Astro Invader was the first video game from Stern Electronics, and it was clearly an attempt to cash in on the Space Invaders craze. The name alone told you that, right? But here's the problem. . . In some ways it seemed like an even less advanced game than Space Invaders, because the aliens simply dropped through vertical slots clearly marked on the screen. The premise didn't even make sense: since when does the sky have vertical slots? The aliens didn't even shoot at you, they just tried to drop on you. Nor did they respond in any way to the player's actions, aside from dying when shot.
This might have been forgivable. . . except that Galaxians had already come out the year before. The multi-colored Galaxians swooping down in formation, while firing, in front of a scrolling starfield looked like the future. Astro Invader looked like the past.
So, Astro Invader was the runner-up. If you couldn't play Galaxians at your local arcade because of the mob surrounding the machine, you could always walk across the room and plunk your quarter into the lonely Astro Invader machine.
Why did Stern release a game that was clearly behind the times?
Then there's the color issue. It's been a lot of years, but I thought Astro Invader was a black-and-white game with a color overlay -- sort of like Space Invaders. According to Wikipedia, it was a color game. It plays in color with MAME. And yet, if you play the game in MAME you'll notice the color is applied in a very overlay-like manner. All game objects are monochrome and they change color as they move through different regions of the screen. Which is right: Wikipedia or my faded memories?
Next issue: Scarcity! Wikipedia offers this:
An Astro Invader machine appears in the music video for the Tom Petty and the Heartbreakers song You Got Lucky. The band finds a working one buried under some junk in an old barn, and eventually Petty knocks the machine over. Although not commented on at the time, this has retroactively caused some lament among arcade fans because Astro Invader machines were not produced in large numbers to begin with, and intact, working specimens are now fairly rare.
Back in the early 1980s, in the region of rural Texas where I lived, there was no shortage of Astro Invader machines. The two arcades I most often frequented both had one. Maybe my area was freakish, maybe it was a dumping ground for games nobody wanted. They were also among the first arcade games that I ever saw coming up for sale the public -- for cheap! The use of an Astro Invader machine in that Tom Petty video made perfect sense to me when I saw it on MTV. "Aha! They used the cheapest, most unwanted arcade game they could find." It was already obsolete.
If the machines are fairly rare today, I suspect it's because so many were unceremoniously dumped into landfills around 1982.
However. . . I don't want to give the impression that I hated the game. It may not have wowed me the way Galaxians did, but I probably put more quarters into Astro Invader than I ever did into Space Invaders and Galaxians combined. That was partly due to availability, as I've previously alluded. . . but there was something else.
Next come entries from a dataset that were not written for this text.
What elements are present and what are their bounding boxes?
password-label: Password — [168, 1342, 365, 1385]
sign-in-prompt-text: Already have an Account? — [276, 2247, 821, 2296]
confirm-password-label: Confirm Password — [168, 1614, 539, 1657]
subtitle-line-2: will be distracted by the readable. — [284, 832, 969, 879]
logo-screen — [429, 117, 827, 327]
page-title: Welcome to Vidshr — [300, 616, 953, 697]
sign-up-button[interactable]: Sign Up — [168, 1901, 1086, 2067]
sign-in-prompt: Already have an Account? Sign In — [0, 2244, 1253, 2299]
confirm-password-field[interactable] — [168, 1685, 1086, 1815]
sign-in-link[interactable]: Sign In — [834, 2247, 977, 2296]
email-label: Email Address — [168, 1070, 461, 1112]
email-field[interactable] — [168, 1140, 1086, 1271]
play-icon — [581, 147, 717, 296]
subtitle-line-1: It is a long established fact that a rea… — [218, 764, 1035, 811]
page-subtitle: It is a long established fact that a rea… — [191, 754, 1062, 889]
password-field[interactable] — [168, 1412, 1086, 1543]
I've heard some people talk about the hypnotic qualities of Space Invaders. They talk about getting into the rhythm of the game and finding an almost trance-like state. I never got that out of Space Invaders, but I have experienced something like it when playing Astro Invader. The aliens fall into their slots at a fixed rate, your gun fires at a fixed rate, and you have move and fire into slot after slot to the beat of the game. It could be -- briefly -- fascinating.